Isyarat Kedua
Al-Maktubat · hlm. 431
Inayah rabbani kedua tentang khidmat Qur'ani adalah ini: Allah mengaruniakan kepadaku sebagai penolong saudara-saudara yang kuat, sungguh-sungguh, tulus, giat, penuh pengorbanan, dan yang penanya masing-masing pedang intan — kepada seorang sepertiku yang tak berpena, setengah ummi, di negeri asing, tak berkawan, dan dilarang bergaul. Ia membebankan tugas Qur'ani yang amat berat bagi bahuku yang lemah dan tak berdaya ke bahu-bahu yang kuat itu. Dari kesempurnaan kemurahan-Nya, Ia meringankan bebanku. Adapun jamaah yang diberkahi itu — dengan ungkapan Hulusi — berkedudukan sebagai penerima telegraf nirkabel, dan — dengan ungkapan Sabri — berkedudukan sebagai mesin yang menyalurkan listrik pabrik cahaya, di samping keistimewaan mereka yang berbeda-beda dan kekhususan berharga yang beragam, — sekali lagi dengan ungkapan Sabri — sebagai semacam kesesuaian gaib, dalam kegairahan, upaya, semangat, dan kesungguhan yang saling menyerupai, menyebarkan rahasia Qur'ani dan cahaya imani ke sekeliling dan menyampaikannya ke setiap tempat; dan di zaman ini (yakni zaman ketika huruf telah berubah, tak ada percetakan, setiap orang membutuhkan cahaya imani) dan sementara ada banyak sebab yang akan memberi kelesuan dan mematahkan kegairahan, khidmat mereka ini tanpa lesu, dengan kegairahan dan semangat sempurna, adalah secara langsung suatu karamah Qur'ani dan inayah Ilahi yang nyata. Ya, sebagaimana wilayah memiliki karamah, niat yang ikhlas pun memiliki karamah. Ketulusan pun memiliki karamah. Terutama di dalam lingkup ukhuwah karena Allah, kesatuan yang sungguh-sungguh dan tulus di antara saudara dapat memiliki banyak karamah. Bahkan pribadi maknawi jamaah semacam ini dapat berkedudukan sebagai seorang wali kamil, meraih inayah.
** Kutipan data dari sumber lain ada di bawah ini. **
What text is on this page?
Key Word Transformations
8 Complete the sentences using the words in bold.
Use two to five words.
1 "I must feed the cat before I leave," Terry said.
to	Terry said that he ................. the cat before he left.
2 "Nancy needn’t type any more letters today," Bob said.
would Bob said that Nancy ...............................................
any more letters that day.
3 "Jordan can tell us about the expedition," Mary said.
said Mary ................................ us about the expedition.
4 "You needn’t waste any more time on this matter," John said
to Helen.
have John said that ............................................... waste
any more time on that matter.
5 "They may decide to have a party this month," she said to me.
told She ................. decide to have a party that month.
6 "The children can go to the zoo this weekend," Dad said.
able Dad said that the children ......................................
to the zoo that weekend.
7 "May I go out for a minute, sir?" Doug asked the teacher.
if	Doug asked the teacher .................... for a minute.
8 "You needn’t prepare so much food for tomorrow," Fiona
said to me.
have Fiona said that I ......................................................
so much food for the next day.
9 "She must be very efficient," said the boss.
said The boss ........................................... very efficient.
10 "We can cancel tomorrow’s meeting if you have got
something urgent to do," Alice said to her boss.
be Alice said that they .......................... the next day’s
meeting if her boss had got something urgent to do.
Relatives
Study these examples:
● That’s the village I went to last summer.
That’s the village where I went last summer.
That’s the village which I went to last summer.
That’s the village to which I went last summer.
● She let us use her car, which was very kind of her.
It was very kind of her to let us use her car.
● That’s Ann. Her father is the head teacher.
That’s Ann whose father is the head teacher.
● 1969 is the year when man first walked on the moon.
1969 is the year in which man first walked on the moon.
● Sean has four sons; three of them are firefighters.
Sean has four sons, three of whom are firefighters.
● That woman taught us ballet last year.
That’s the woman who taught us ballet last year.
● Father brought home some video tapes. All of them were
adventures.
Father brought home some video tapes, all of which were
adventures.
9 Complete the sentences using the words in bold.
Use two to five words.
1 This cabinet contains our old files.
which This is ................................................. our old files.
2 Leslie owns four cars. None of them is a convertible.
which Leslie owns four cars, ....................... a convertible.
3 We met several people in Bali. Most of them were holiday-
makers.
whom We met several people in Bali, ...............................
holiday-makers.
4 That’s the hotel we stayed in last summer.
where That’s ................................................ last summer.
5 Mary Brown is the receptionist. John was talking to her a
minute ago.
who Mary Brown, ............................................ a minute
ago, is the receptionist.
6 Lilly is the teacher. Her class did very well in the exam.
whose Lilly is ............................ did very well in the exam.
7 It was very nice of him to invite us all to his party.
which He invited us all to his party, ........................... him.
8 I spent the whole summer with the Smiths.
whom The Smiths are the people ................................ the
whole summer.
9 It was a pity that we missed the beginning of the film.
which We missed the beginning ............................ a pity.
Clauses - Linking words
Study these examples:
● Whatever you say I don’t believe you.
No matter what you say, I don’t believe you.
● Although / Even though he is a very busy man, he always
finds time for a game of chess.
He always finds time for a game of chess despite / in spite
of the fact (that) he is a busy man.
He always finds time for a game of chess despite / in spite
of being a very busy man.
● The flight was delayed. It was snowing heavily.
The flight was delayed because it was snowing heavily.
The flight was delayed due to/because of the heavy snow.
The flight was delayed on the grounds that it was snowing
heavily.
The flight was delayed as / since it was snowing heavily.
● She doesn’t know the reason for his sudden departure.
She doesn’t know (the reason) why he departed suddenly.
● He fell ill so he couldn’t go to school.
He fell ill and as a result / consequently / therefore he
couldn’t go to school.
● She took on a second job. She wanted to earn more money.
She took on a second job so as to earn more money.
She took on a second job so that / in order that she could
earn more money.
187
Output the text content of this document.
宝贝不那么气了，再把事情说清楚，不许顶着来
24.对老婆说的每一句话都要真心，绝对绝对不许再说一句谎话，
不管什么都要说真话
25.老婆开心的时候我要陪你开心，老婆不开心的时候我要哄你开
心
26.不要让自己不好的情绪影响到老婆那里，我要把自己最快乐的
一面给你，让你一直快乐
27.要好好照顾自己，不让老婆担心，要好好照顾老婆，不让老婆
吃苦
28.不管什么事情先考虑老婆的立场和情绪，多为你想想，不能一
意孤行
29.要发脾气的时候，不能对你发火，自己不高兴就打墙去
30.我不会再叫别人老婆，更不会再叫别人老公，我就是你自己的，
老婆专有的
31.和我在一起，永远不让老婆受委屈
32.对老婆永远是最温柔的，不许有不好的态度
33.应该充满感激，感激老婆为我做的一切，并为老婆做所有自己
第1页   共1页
Maka wahai saudara-saudaraku dan wahai kawan-kawanku dalam khidmat Al-Qur'an! Sebagaimana memberikan seluruh kemuliaan dan seluruh ganimah kepada sersan sebuah kompi yang menaklukkan sebuah benteng adalah kezaliman, suatu kesalahan; demikian pula kalian tak dapat memberikan inayah dalam kemenangan yang tercapai dengan kekuatan pribadi maknawi kalian dan dengan pena kalian kepada seorang tak berdaya sepertiku. Tentu dalam jamaah yang diberkahi seperti ini, ada suatu isyarat gaib yang lebih kuat daripada kesesuaian gaib, dan aku melihatnya; tetapi tak dapat kutunjukkan kepada setiap orang dan khalayak.